The pandemic and ME/CFS: What have we learned? Where have we made progress?

Prof Carmen Scheibenbogen, in a historical review, demonstrated that ME/CFS has received and continues to receive insufficient attention in terms of research funding and patient care. However, the COVID-19 pandemic has led to increased media coverage and research funding. Post-acute infectious syndromes (PAIS) such as long COVID or ME/CFS, the most severe form, share many symptomatic similarities (e.g. fatigue and Post-Exertional Malaise (PEM)). Approximately 10–20% of those affected by long COVID meet the Canadian Consensus Criteria (CCC) for ME/CFS. The pathomechanisms of ME/CFS and Long COVID, too, share many similarities.

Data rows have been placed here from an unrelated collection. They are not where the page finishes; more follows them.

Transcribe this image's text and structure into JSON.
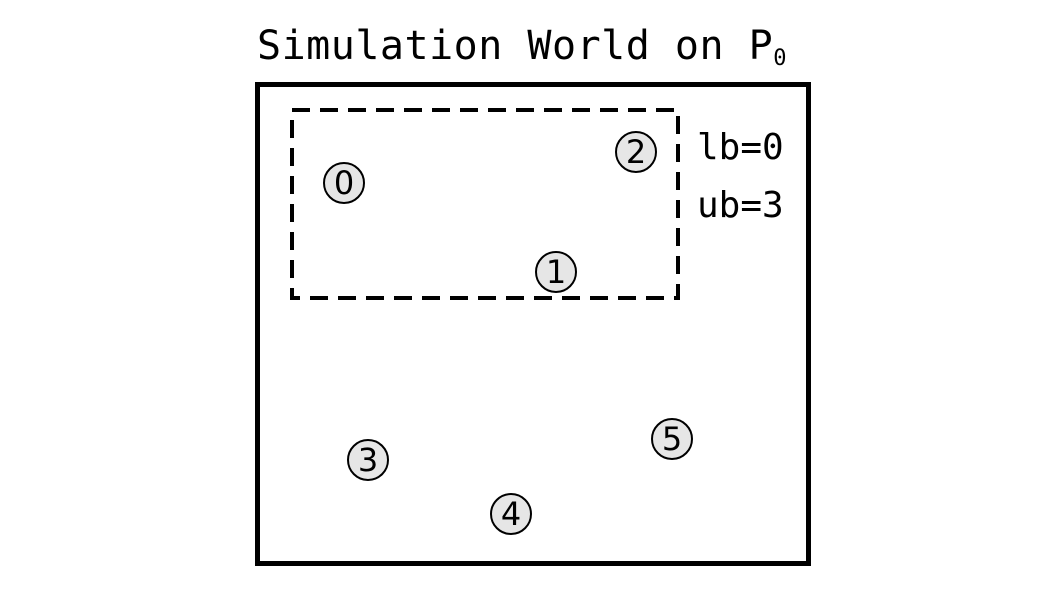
{
  "diagram": {
    "title": "Simulation World on P",
    "title_subscript": "0",
    "bounds": {
      "lb": "lb=0",
      "ub": "ub=3"
    },
    "agents": [
      {
        "id": "0"
      },
      {
        "id": "1"
      },
      {
        "id": "2"
      },
      {
        "id": "3"
      },
      {
        "id": "4"
      },
      {
        "id": "5"
      }
    ],
    "colors": {
      "agent_fill": "#e6e6e6",
      "stroke": "#000000",
      "background": "#ffffff"
    }
  }
}
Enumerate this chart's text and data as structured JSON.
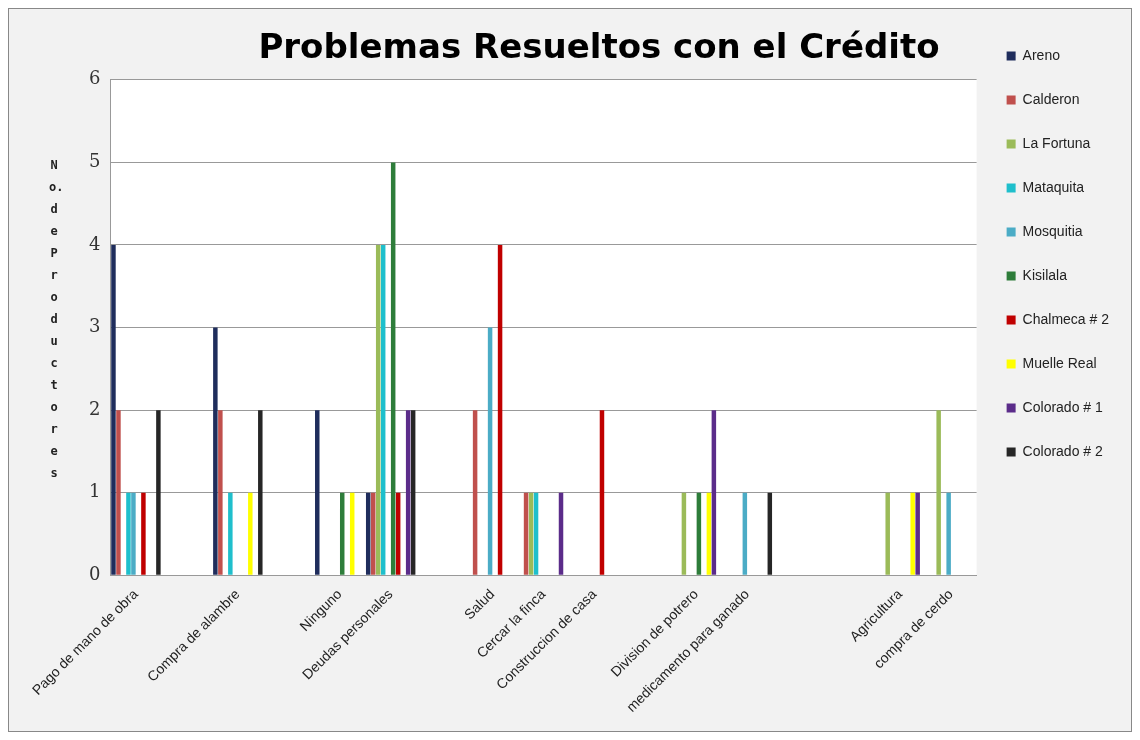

In ME/CFS, there is clear evidence for autoimmune processes, persistent inflammatory reactions, vascular dysfunction with hypoperfusion, and muscular mitochondrial disease with associated muscular damage. Prof Scheibenbogen emphasised the role of therapeutic approaches that focus on autoimmunity and, for example, reduce the presence of autoantibodies in the blood. It is believed that the prevalence of ME/CFS in the population has doubled to 0.6% since the pandemic. The societal costs of ME/CFS and Long COVID in Germany are estimated at €63.1 billion annually. Hence there is a great need for further therapeutic studies, the development of medications with the involvement of the pharmaceutical industry, and the expansion of currently inadequate care structures.